Texas Attorney General is suing Netflix, and this isn't just another ambulance-chasing lawsuit—it's a shot across the bow for every streaming service and social media platform that relies on what they politely call "engagement features."
The lawsuit alleges that Netflix uses addictive design tactics and user surveillance to keep people glued to their screens. We're talking about autoplay that rolls straight into the next episode, algorithms that learn your viewing habits down to the minute, and interface design specifically engineered to make it hard to stop watching. If you've ever looked up and realized you just binged six episodes at 2 AM, that's not an accident—it's by design.
Here's why this matters if you own Netflix stock or any other FAANG company: if Texas wins, expect copycat lawsuits in every other state. Suddenly, the entire business model of maximizing watch time becomes a legal liability. And it's not just streaming—Facebook, Instagram, TikTok, YouTube—they all use similar tactics.
The "spying" allegation is about data collection. Netflix tracks everything: what you watch, when you pause, when you rewind, how long you hover over a thumbnail before clicking.

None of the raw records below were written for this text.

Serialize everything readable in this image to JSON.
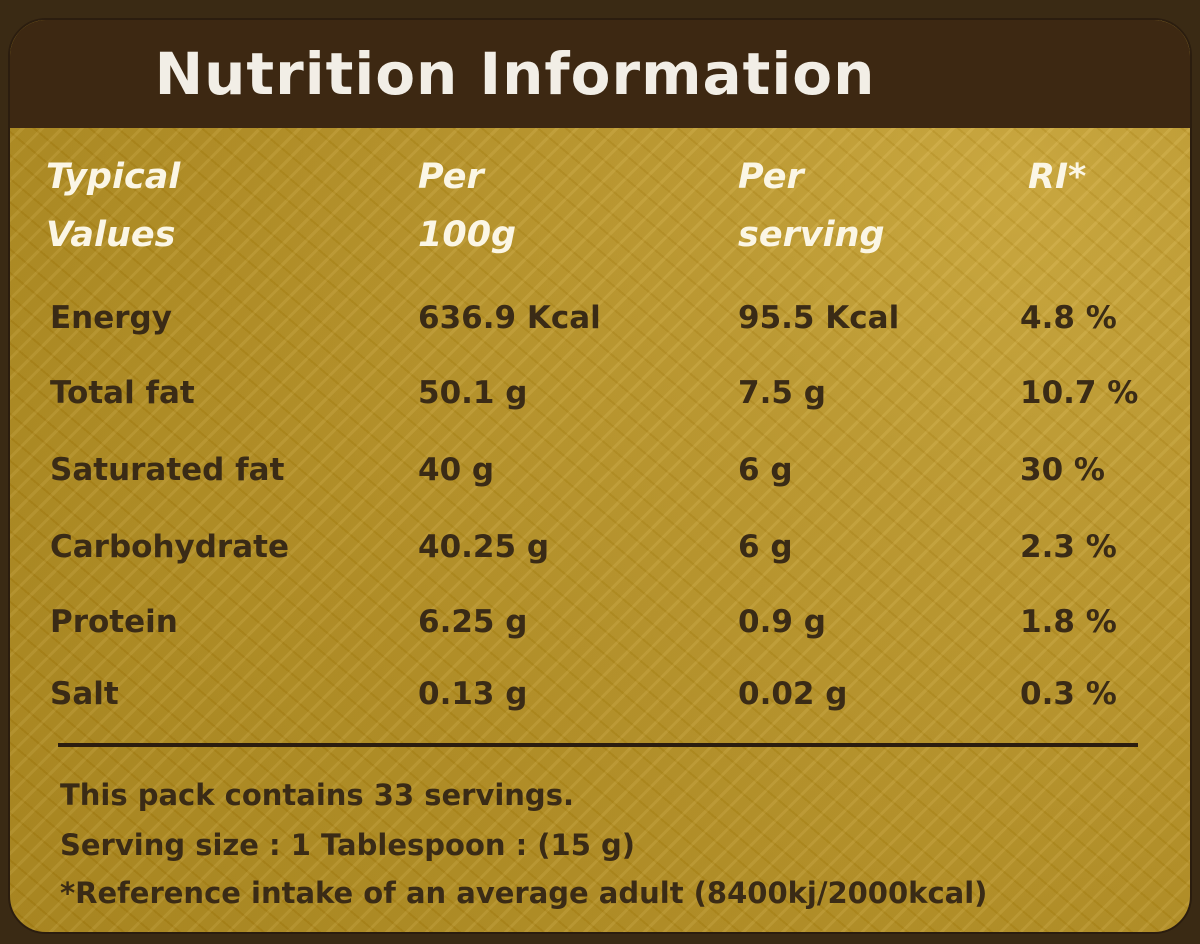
{
  "title": "Nutrition Information",
  "headers": {
    "typical_values": [
      "Typical",
      "Values"
    ],
    "per_100g": [
      "Per",
      "100g"
    ],
    "per_serving": [
      "Per",
      "serving"
    ],
    "ri": [
      "RI*"
    ]
  },
  "rows": [
    {
      "nutrient": "Energy",
      "per_100g": "636.9 Kcal",
      "per_serving": "95.5 Kcal",
      "ri": "4.8 %"
    },
    {
      "nutrient": "Total fat",
      "per_100g": "50.1 g",
      "per_serving": "7.5 g",
      "ri": "10.7 %"
    },
    {
      "nutrient": "Saturated fat",
      "per_100g": "40 g",
      "per_serving": "6 g",
      "ri": "30 %"
    },
    {
      "nutrient": "Carbohydrate",
      "per_100g": "40.25 g",
      "per_serving": "6 g",
      "ri": "2.3 %"
    },
    {
      "nutrient": "Protein",
      "per_100g": "6.25 g",
      "per_serving": "0.9 g",
      "ri": "1.8 %"
    },
    {
      "nutrient": "Salt",
      "per_100g": "0.13 g",
      "per_serving": "0.02 g",
      "ri": "0.3 %"
    }
  ],
  "footer": {
    "servings": "This pack contains 33 servings.",
    "serving_size": "Serving size : 1 Tablespoon : (15 g)",
    "reference": "*Reference intake of an average adult (8400kj/2000kcal)"
  },
  "colors": {
    "header_background": "#3d2812",
    "panel_gold": "#b38e20",
    "header_text": "#f2eee6",
    "body_text": "#3a2b16"
  }
}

They use that data to recommend content, sure, but they also use it to optimize their platform for maximum engagement. The lawsuit argues this crosses a legal line into surveillance.

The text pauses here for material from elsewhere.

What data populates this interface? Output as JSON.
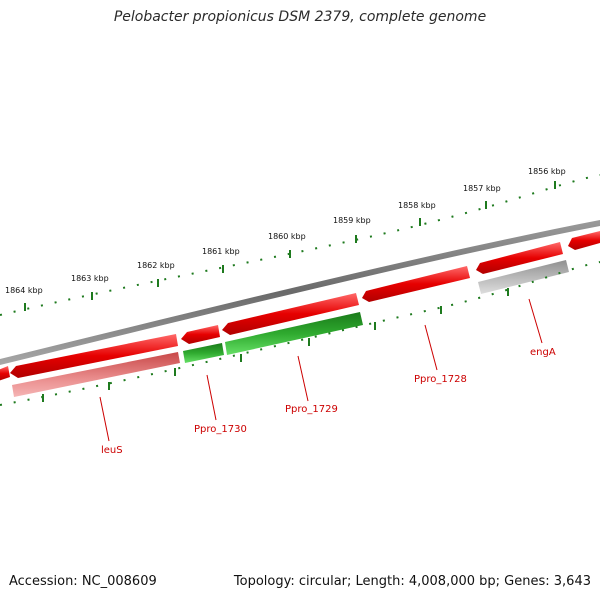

Now, Netflix will argue—and they're probably right—that users consent to all of this in the terms of service nobody reads. They'll say autoplay is a feature, not a bug. They'll point out that users can turn it off (buried three menus deep). But here's the thing: juries don't care about terms of service. They care about whether a company is manipulating people, especially kids.
The financial risk here is real. If wins and forces design changes, that could materially impact user engagement metrics. Lower engagement means fewer subscriptions, less ad revenue (for ad-supported tiers), and ultimately lower stock prices. And if other states pile on with similar lawsuits, you're looking at potential class-action territory.